KALAHEO — Kaua‘i Coffee General Manager Fred Cowell is concerned about the recent findings of coffee leaf rust confirmed in the islands by the U.S. Dept. of Agriculture’s National Identification Services.
CLR, an invasive fungus, is one of the most devastating pests of coffee plants, and is established in all coffee-growing areas of the world, but was never previously found in Hawai‘i before its recent discovery on Maui and Hawai‘i Island earlier this month.
“I don’t want to say it was inevitable and the coffee industry anticipated it, but we didn’t know when this was going to show up,” Cowell said. “I wouldn’t wish this on my worst enemy.”
Cowell paralleled the effect of CLR to rapid ‘ohi‘a death, a fungal disease rapidly killing forests of native ‘ohi‘a trees, and has spread quickly to kill hundreds of thousands of indigenous Hawaiian trees.
The only defense mechanism a coffee plant has in response to being infected with the fungus is to shed its leaves.
“We don’t have it here yet,” Cowell said. “How soon it will show up, and how contagious it will spread, you can’t see. This isn’t like the coffee borer beetle. The fungus can even travel on clothing.”
Changing approaches in production is one inevitability Kaua‘i Coffee and other coffee producers big and small will face.
“Anytime you have a pest that forces you to declare more labor and materials, it potentially forces an increase in the cost of production, and a decrease of your yield,” Cowell said. “When you combine those elements, you create a compounding effect.”
Cowell said the Kaua‘i climate isn’t conducive for the fungus’ survival and rapid spread.

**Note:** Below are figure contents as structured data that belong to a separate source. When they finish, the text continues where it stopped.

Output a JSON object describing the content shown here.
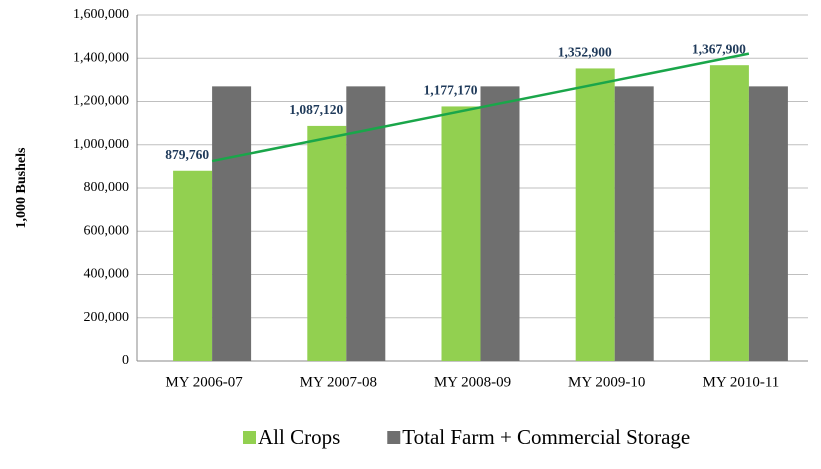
{
  "chart_data": {
    "type": "bar",
    "y_label": "1,000 Bushels",
    "categories": [
      "MY 2006-07",
      "MY 2007-08",
      "MY 2008-09",
      "MY 2009-10",
      "MY 2010-11"
    ],
    "series": [
      {
        "name": "All Crops",
        "color": "#92d050",
        "values": [
          879760,
          1087120,
          1177170,
          1352900,
          1367900
        ],
        "value_labels": [
          "879,760",
          "1,087,120",
          "1,177,170",
          "1,352,900",
          "1,367,900"
        ]
      },
      {
        "name": "Total Farm + Commercial Storage",
        "color": "#6f6f6f",
        "values": [
          1270000,
          1270000,
          1270000,
          1270000,
          1270000
        ]
      }
    ],
    "trendline": {
      "series": 0,
      "color": "#1aa64a"
    },
    "ylim": [
      0,
      1600000
    ],
    "yticks": [
      0,
      {
        "value": 200000,
        "label": "200,000"
      },
      {
        "value": 400000,
        "label": "400,000"
      },
      {
        "value": 600000,
        "label": "600,000"
      },
      {
        "value": 800000,
        "label": "800,000"
      },
      {
        "value": 1000000,
        "label": "1,000,000"
      },
      {
        "value": 1200000,
        "label": "1,200,000"
      },
      {
        "value": 1400000,
        "label": "1,400,000"
      },
      {
        "value": 1600000,
        "label": "1,600,000"
      }
    ],
    "grid": true
  }
}
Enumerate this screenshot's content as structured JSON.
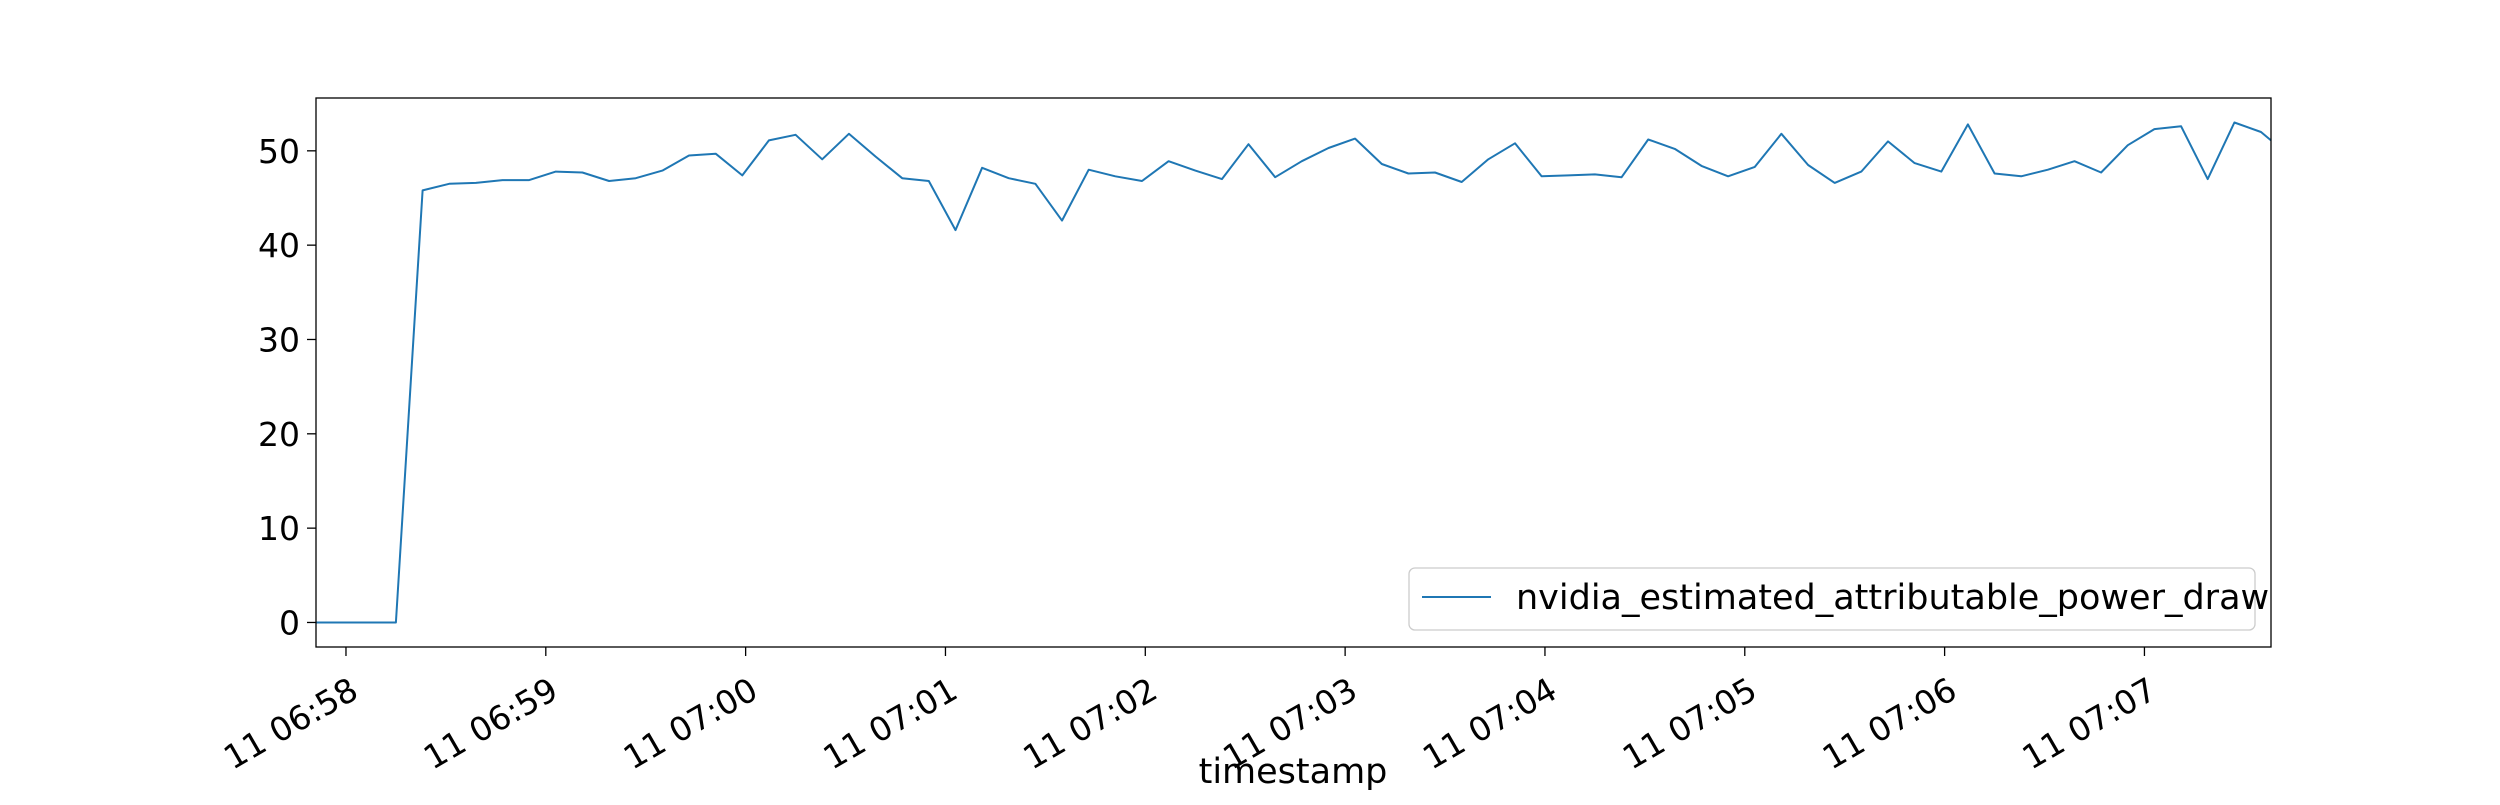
{
  "chart_data": {
    "type": "line",
    "title": "",
    "xlabel": "timestamp",
    "ylabel": "",
    "ylim": [
      -2.6,
      55.6
    ],
    "xlim": [
      "11 06:57:51",
      "11 07:07:38"
    ],
    "yticks": [
      0,
      10,
      20,
      30,
      40,
      50
    ],
    "xticks": [
      "11 06:58",
      "11 06:59",
      "11 07:00",
      "11 07:01",
      "11 07:02",
      "11 07:03",
      "11 07:04",
      "11 07:05",
      "11 07:06",
      "11 07:07"
    ],
    "grid": false,
    "legend": {
      "position": "bottom-right"
    },
    "series": [
      {
        "name": "nvidia_estimated_attributable_power_draw",
        "color": "#1f77b4",
        "x": [
          "11 06:57:51",
          "11 06:57:59",
          "11 06:58:07",
          "11 06:58:15",
          "11 06:58:23",
          "11 06:58:31",
          "11 06:58:39",
          "11 06:58:47",
          "11 06:58:55",
          "11 06:59:03",
          "11 06:59:11",
          "11 06:59:19",
          "11 06:59:27",
          "11 06:59:35",
          "11 06:59:43",
          "11 06:59:51",
          "11 06:59:59",
          "11 07:00:07",
          "11 07:00:15",
          "11 07:00:23",
          "11 07:00:31",
          "11 07:00:39",
          "11 07:00:47",
          "11 07:00:55",
          "11 07:01:03",
          "11 07:01:11",
          "11 07:01:19",
          "11 07:01:27",
          "11 07:01:35",
          "11 07:01:43",
          "11 07:01:51",
          "11 07:01:59",
          "11 07:02:07",
          "11 07:02:15",
          "11 07:02:23",
          "11 07:02:31",
          "11 07:02:39",
          "11 07:02:47",
          "11 07:02:55",
          "11 07:03:03",
          "11 07:03:11",
          "11 07:03:19",
          "11 07:03:27",
          "11 07:03:35",
          "11 07:03:43",
          "11 07:03:51",
          "11 07:03:59",
          "11 07:04:07",
          "11 07:04:15",
          "11 07:04:23",
          "11 07:04:31",
          "11 07:04:39",
          "11 07:04:47",
          "11 07:04:55",
          "11 07:05:03",
          "11 07:05:11",
          "11 07:05:19",
          "11 07:05:27",
          "11 07:05:35",
          "11 07:05:43",
          "11 07:05:51",
          "11 07:05:59",
          "11 07:06:07",
          "11 07:06:15",
          "11 07:06:23",
          "11 07:06:31",
          "11 07:06:39",
          "11 07:06:47",
          "11 07:06:55",
          "11 07:07:03",
          "11 07:07:11",
          "11 07:07:19",
          "11 07:07:27",
          "11 07:07:35",
          "11 07:07:38"
        ],
        "values": [
          0,
          0,
          0,
          0,
          45.8,
          46.5,
          46.6,
          46.9,
          46.9,
          47.8,
          47.7,
          46.8,
          47.1,
          47.9,
          49.5,
          49.7,
          47.4,
          51.1,
          51.7,
          49.1,
          51.8,
          49.4,
          47.1,
          46.8,
          41.6,
          48.2,
          47.1,
          46.5,
          42.6,
          48.0,
          47.3,
          46.8,
          48.9,
          47.9,
          47.0,
          50.7,
          47.2,
          48.9,
          50.3,
          51.3,
          48.6,
          47.6,
          47.7,
          46.7,
          49.1,
          50.8,
          47.3,
          47.4,
          47.5,
          47.2,
          51.2,
          50.2,
          48.4,
          47.3,
          48.3,
          51.8,
          48.5,
          46.6,
          47.8,
          51.0,
          48.7,
          47.8,
          52.8,
          47.6,
          47.3,
          48.0,
          48.9,
          47.7,
          50.6,
          52.3,
          52.6,
          47.0,
          53.0,
          52.0,
          51.1
        ]
      }
    ]
  }
}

”We aren’t as rainy as other areas because we have lower elevation, and because of our climate we have less water and less moisture then other coffee-growing areas” Cowell said. “This decreases the likelihood for fungus to grow on the leaves themselves, because the surface-irrigation’s water goes to the root zone and not on the leaves themselves.”

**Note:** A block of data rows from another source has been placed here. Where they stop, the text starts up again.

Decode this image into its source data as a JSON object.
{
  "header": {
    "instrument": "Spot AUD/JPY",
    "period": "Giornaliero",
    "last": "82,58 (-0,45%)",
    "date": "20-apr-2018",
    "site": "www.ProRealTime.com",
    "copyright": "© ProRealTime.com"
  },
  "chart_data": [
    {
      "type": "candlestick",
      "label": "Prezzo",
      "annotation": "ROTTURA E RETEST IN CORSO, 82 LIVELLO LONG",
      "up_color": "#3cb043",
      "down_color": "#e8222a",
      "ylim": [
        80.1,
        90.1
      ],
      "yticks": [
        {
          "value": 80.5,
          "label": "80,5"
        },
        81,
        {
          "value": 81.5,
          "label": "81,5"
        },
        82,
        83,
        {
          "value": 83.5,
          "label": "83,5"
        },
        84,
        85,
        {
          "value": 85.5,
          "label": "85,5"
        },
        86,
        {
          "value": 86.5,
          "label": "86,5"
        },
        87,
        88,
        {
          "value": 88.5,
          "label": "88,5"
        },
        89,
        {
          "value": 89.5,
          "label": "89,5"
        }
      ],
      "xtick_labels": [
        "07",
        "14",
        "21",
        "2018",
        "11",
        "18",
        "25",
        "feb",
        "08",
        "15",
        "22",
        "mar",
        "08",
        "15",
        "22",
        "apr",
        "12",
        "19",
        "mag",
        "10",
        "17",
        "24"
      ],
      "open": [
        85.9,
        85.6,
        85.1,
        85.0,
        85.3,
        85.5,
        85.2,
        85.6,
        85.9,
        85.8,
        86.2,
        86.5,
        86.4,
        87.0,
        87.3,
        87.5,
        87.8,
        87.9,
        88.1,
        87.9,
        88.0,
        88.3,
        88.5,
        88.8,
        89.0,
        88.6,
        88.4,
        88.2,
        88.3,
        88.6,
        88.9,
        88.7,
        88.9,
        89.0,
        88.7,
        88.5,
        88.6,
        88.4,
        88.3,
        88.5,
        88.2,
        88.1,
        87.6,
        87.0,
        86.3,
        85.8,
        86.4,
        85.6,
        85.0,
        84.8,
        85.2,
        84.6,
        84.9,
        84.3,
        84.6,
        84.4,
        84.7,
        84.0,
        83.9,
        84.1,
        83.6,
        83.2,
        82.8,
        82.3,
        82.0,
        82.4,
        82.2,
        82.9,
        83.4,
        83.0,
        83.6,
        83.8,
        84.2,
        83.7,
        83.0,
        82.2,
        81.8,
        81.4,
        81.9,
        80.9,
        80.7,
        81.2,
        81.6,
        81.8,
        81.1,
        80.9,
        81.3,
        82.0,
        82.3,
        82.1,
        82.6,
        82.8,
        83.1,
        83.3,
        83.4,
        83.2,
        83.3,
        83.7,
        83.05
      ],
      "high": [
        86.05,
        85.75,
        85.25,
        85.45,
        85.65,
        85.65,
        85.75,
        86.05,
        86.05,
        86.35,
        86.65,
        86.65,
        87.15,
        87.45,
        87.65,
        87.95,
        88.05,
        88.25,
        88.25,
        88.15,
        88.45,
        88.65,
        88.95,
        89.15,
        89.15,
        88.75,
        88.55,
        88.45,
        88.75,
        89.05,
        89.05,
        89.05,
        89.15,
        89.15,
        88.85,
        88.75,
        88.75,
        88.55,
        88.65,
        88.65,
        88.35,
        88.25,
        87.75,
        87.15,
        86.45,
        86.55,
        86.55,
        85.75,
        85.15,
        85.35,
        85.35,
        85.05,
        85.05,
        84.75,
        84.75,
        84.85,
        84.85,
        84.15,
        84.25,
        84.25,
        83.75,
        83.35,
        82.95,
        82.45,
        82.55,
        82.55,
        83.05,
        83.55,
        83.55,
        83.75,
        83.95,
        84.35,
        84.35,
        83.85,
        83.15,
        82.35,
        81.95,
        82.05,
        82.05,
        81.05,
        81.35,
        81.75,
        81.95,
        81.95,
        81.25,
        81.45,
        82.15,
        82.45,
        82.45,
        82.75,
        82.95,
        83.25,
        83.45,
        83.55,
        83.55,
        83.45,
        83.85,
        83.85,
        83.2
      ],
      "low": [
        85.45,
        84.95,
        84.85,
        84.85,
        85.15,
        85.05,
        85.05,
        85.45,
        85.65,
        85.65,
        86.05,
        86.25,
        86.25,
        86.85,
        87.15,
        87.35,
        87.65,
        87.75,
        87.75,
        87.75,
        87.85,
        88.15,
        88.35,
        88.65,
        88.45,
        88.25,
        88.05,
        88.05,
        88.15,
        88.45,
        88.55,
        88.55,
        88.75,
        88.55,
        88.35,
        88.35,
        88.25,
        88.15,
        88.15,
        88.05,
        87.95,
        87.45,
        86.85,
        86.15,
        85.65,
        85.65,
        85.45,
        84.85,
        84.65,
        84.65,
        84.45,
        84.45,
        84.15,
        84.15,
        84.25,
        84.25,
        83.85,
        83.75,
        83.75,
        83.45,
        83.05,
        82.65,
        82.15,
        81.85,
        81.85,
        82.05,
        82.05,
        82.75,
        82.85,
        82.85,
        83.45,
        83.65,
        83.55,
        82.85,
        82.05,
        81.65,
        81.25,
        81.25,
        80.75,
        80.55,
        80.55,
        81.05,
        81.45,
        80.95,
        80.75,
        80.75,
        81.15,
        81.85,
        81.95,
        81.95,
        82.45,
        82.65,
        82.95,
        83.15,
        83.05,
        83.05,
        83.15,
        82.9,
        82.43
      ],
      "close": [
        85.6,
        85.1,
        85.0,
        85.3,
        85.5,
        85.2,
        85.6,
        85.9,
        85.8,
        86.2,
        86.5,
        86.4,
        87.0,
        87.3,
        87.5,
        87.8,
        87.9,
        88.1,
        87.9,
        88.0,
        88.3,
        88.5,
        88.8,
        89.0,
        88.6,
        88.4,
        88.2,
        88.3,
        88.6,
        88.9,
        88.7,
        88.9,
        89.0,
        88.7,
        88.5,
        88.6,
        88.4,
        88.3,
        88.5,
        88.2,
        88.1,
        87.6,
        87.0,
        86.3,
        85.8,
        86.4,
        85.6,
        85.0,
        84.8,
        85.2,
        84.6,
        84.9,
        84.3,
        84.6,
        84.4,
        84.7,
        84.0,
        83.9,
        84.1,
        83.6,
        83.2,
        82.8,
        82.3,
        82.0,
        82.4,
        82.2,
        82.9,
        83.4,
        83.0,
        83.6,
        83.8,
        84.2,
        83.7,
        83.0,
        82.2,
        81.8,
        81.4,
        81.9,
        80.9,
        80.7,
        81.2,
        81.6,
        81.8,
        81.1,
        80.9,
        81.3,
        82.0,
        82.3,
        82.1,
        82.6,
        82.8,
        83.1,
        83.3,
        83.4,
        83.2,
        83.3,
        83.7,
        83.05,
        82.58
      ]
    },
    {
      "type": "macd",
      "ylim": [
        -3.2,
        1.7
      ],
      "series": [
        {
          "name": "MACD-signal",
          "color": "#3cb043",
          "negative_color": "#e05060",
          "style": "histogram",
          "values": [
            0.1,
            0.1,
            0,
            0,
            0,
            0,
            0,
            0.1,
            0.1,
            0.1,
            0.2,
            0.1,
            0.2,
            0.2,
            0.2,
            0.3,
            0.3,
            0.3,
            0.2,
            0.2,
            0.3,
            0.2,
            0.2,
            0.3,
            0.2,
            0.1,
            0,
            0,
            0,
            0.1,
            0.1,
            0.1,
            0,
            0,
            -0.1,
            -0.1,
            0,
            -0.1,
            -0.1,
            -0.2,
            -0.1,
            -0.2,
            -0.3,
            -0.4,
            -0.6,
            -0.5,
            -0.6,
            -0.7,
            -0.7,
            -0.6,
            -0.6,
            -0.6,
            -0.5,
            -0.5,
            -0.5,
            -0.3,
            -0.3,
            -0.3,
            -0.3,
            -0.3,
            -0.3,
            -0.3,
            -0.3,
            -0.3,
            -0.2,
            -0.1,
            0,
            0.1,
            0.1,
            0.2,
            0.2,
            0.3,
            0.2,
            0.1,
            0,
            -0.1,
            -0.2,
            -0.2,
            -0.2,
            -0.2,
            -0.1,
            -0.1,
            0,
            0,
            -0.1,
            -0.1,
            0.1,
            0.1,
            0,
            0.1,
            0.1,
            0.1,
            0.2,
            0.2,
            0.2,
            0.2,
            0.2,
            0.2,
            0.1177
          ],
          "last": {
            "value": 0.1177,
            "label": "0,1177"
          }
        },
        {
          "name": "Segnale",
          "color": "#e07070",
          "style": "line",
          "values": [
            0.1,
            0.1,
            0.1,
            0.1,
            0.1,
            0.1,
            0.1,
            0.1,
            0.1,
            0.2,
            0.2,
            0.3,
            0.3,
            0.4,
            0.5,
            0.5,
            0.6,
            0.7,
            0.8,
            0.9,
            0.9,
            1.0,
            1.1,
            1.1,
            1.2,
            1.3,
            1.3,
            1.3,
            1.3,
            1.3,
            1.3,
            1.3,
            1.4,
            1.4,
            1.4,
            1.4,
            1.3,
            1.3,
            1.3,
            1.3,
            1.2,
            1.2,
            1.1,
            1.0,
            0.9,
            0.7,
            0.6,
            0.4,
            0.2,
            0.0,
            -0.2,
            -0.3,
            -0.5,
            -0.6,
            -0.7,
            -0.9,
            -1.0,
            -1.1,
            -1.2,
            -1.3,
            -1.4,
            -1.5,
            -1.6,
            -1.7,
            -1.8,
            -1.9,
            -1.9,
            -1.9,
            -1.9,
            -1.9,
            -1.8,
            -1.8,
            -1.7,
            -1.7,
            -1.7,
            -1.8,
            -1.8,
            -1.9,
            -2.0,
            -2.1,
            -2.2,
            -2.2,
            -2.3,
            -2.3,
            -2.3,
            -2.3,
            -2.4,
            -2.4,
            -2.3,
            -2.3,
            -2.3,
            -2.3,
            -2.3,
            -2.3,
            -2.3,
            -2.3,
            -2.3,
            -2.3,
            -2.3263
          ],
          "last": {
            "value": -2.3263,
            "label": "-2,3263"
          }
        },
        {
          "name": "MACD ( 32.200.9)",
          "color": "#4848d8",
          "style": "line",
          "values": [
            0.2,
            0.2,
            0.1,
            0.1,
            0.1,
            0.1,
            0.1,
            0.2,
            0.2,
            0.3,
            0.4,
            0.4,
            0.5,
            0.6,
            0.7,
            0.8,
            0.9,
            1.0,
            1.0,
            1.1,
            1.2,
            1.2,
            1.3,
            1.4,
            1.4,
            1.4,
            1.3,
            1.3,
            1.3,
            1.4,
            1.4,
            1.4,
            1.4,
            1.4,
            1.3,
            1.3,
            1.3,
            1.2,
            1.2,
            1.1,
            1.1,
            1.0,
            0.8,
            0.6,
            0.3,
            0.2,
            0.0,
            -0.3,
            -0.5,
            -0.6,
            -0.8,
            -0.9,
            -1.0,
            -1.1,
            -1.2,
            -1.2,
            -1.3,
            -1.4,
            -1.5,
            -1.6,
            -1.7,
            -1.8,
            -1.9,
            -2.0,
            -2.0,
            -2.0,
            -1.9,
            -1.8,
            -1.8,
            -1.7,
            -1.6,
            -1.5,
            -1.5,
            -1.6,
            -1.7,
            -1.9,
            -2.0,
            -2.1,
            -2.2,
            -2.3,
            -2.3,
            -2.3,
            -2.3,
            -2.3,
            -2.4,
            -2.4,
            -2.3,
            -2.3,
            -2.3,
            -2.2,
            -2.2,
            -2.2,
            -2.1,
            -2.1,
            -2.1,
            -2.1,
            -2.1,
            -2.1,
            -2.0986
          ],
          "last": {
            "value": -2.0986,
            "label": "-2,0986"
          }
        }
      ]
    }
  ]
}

Cowell credits the University of Hawai‘i Cooperative Extension Service for their prompt response in dealing with this potential issue for Kaua‘i’s coffee industry.

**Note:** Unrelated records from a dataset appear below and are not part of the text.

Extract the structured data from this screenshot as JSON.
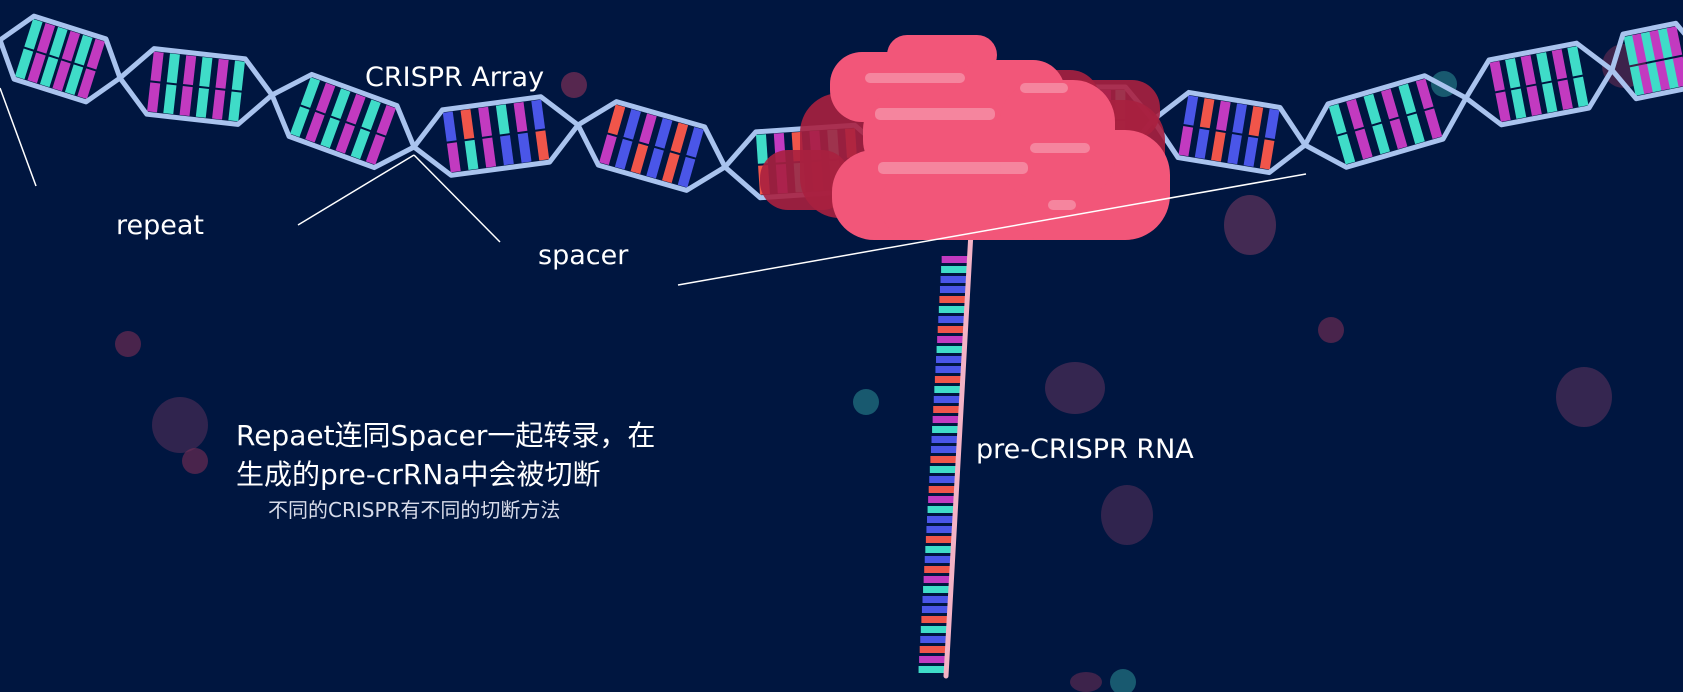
{
  "labels": {
    "array": "CRISPR Array",
    "repeat": "repeat",
    "spacer": "spacer",
    "rna": "pre-CRISPR RNA"
  },
  "caption": {
    "line1": "Repaet连同Spacer一起转录，在",
    "line2": "生成的pre-crRNa中会被切断",
    "note": "不同的CRISPR有不同的切断方法"
  },
  "colors": {
    "background": "#001640",
    "backbone": "#a9c3ee",
    "base_cyan": "#3fdcc8",
    "base_magenta": "#c23ac0",
    "base_blue": "#4a56e8",
    "base_red": "#f0554a",
    "polymerase": "#f25679",
    "polymerase_dark": "#a8203f",
    "rna_strand": "#f4b3c6"
  },
  "icons": [
    "dna-double-helix-icon",
    "rna-polymerase-icon",
    "rna-strand-icon"
  ]
}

“Our industry has to pull together at this point because there is no other choice,” Cowell said. “The industry certainly desires a solution because it is made up of so many independent businessmen and women and individual corporations. We have to rise above our differences in opinion to focus on how we can be stronger as a result.”
The coffee industry is an estimated $54.3-million industry in Hawai‘i.
For Cowell, the concern will remain, but he said he maintains a positive outlook on the potential situation even after the coffee borer beetle was confirmed on the plantation in October.
“The coffee industry is in the same position as the rest, forcing us to adapt, and 2021 will be an incredible year of transition,” Cowell said. “We must learn how to adapt and be stronger in the backside definition of resilience, and figure out all the answers we know we must.”